Fracture of the arm

Anatomy

The elbow joint is formed by the humerus and one of the two forearm bones (ulna). The other forearm bone (radius) forms a joint with the ulna (species radioulnaris proximalis). Around the elbow joint is a joint capsule and several reinforcing ligaments.

Elbow joint

A. Humerus
B. Capsula articularis
C. Epicondylus medialis
D. Lig. collaterale ulnare
E. Chorda obliqua
F. Ulna
G. Radius
H. Tendo m. bicipitis brachii
I. Lig. anulare radii
J. Lig. collaterale radiale
K. Epicondylus lateralis

Forearm bone from the front

A. Elbow
B. Ulna
C. Wrist
D. Radius

Cause

A direct fall on an outstretched arm or a blow can cause a fracture of the arm bones. In some cases, the fracture occurs in the growth zones (epiphysiolysis). In other cases, the bone ‘bends’ or fractures without breaking through (‘buckle fracture’, ‘green-stick fracture’).

The most common fractures of the humerus are fractures in the growth zone of the shoulder joint (epiphysiolysis colli humeri), spiral fractures and green-stick/buckle fractures in the centre of the humerus (corpus), various types of fractures around the elbow (fractura supracondylaris humeri, fractura epicondyli humeri, fractura condyli lateralis humeri, fractura capitulum humeri, fractura colli radii), fractures and green-stick/buckle fractures on the forearm and fractures in the growth zone at the wrist (epiphysiolysis).

Symptoms

Sudden onset of pain and pain-induced restriction of arm movement after a heavy load (fall). In severe cases, angulation of the arm may be seen.

Acute treatment

Relief until the medical examination

Examination

Sudden onset of severe arm pain with functional impairment after a fall should always lead to (urgent) medical attention. X-ray is the primary examination, but ultrasound scans are increasingly used to diagnose fractures (Endara-Mina J, et al. 2023). X-rays can usually show the fracture and determine treatment based on the type of fracture.
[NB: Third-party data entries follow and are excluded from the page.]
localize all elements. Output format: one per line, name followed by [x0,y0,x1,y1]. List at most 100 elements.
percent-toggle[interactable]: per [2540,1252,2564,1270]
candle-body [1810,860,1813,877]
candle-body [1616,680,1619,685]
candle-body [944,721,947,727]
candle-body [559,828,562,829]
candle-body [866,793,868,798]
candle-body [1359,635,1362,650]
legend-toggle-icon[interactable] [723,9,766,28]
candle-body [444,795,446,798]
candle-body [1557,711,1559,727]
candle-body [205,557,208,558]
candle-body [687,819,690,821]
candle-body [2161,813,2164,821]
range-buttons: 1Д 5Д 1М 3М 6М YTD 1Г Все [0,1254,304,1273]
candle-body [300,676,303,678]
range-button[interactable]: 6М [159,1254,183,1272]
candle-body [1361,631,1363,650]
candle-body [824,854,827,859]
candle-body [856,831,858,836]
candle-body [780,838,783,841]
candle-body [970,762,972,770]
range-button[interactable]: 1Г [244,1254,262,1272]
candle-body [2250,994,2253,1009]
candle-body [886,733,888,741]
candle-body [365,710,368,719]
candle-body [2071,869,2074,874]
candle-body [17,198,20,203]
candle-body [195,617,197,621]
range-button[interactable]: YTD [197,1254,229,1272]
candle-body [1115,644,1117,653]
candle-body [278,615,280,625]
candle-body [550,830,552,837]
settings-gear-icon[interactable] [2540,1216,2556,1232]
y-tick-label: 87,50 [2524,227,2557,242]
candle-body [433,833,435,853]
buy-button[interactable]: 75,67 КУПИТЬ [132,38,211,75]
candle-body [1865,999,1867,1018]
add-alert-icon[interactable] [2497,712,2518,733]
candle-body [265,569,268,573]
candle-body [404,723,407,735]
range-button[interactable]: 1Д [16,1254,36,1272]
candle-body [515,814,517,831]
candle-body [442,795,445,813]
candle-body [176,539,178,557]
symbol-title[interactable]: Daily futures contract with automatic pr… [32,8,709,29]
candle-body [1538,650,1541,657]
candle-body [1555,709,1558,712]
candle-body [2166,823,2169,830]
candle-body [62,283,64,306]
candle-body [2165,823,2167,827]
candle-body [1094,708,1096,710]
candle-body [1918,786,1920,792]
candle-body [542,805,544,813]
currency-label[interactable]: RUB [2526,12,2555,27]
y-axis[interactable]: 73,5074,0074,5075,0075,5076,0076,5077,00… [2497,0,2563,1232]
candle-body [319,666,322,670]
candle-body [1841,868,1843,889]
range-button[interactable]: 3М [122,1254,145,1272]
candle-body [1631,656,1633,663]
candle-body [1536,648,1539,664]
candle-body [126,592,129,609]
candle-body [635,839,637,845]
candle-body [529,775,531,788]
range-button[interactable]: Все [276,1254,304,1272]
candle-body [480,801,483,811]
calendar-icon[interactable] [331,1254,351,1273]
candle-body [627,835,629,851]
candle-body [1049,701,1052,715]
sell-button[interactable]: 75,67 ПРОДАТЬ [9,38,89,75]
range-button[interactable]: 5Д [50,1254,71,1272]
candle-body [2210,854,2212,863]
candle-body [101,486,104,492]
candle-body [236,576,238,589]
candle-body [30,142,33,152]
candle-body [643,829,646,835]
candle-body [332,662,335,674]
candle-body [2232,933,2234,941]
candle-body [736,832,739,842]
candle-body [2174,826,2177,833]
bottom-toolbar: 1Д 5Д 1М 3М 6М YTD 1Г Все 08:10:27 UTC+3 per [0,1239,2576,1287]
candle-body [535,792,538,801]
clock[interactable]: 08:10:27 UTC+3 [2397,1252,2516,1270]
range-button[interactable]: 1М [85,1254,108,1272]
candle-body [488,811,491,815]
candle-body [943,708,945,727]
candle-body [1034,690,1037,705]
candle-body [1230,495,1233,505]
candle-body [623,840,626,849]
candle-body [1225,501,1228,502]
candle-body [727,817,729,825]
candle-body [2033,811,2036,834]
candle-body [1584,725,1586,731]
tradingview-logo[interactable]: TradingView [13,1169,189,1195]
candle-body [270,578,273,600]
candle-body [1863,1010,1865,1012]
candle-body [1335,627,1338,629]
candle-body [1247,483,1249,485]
However, fractures are not always visible on X-ray, and if a fracture is suspected, ultrasound, MRI or CT scans should be used in addition. If the fracture occurs in the growth zones, it can be particularly difficult to see on X-ray

Treatment

Depending on the type of fracture, you can opt for bracing and possibly bandaging or surgery. Most elbow fractures require surgery (Raux S, Madelaine A. 2023).

Often adolescents with uncomplicated green-stick/buckle forearm fractures can return to contact sports after 4 weeks, while uncomplicated metaphyseal fractures (see figure) require an 8-10 week break and diaphyseal (corpus) and complete fractures require longer breaks before resuming contact sports. Complete diaphyseal fractures require even longer breaks from contact sports (Bhanushali A, et al. 2023).

Rehabilitation

The load and rehabilitation that can be allowed is entirely dependent on the severity and treatment of the fracture, which is why all rehabilitation should be carried out in close co-operation with the doctors supervising the treatment.

Once the pain has subsided, you can start cardio training in the form of cycling (primarily on a stationary bike) and running, as well as rehabilitation according to the guidelines under general rehabilitation for children. For surgical treatment, there are specific considerations that the surgeon will inform you about.

Complications

In the vast majority of cases, the fracture heals without complications. However, in a few cases there is delayed healing, development of a false joint (pseudoarthrosis), growth disturbances and possible impaired function of the arm and elbow (Endara-Mina J, et al. 2023).

In other cases, the fracture can affect the nerve supply or blood supply to the arm, which usually requires (emergency) surgery.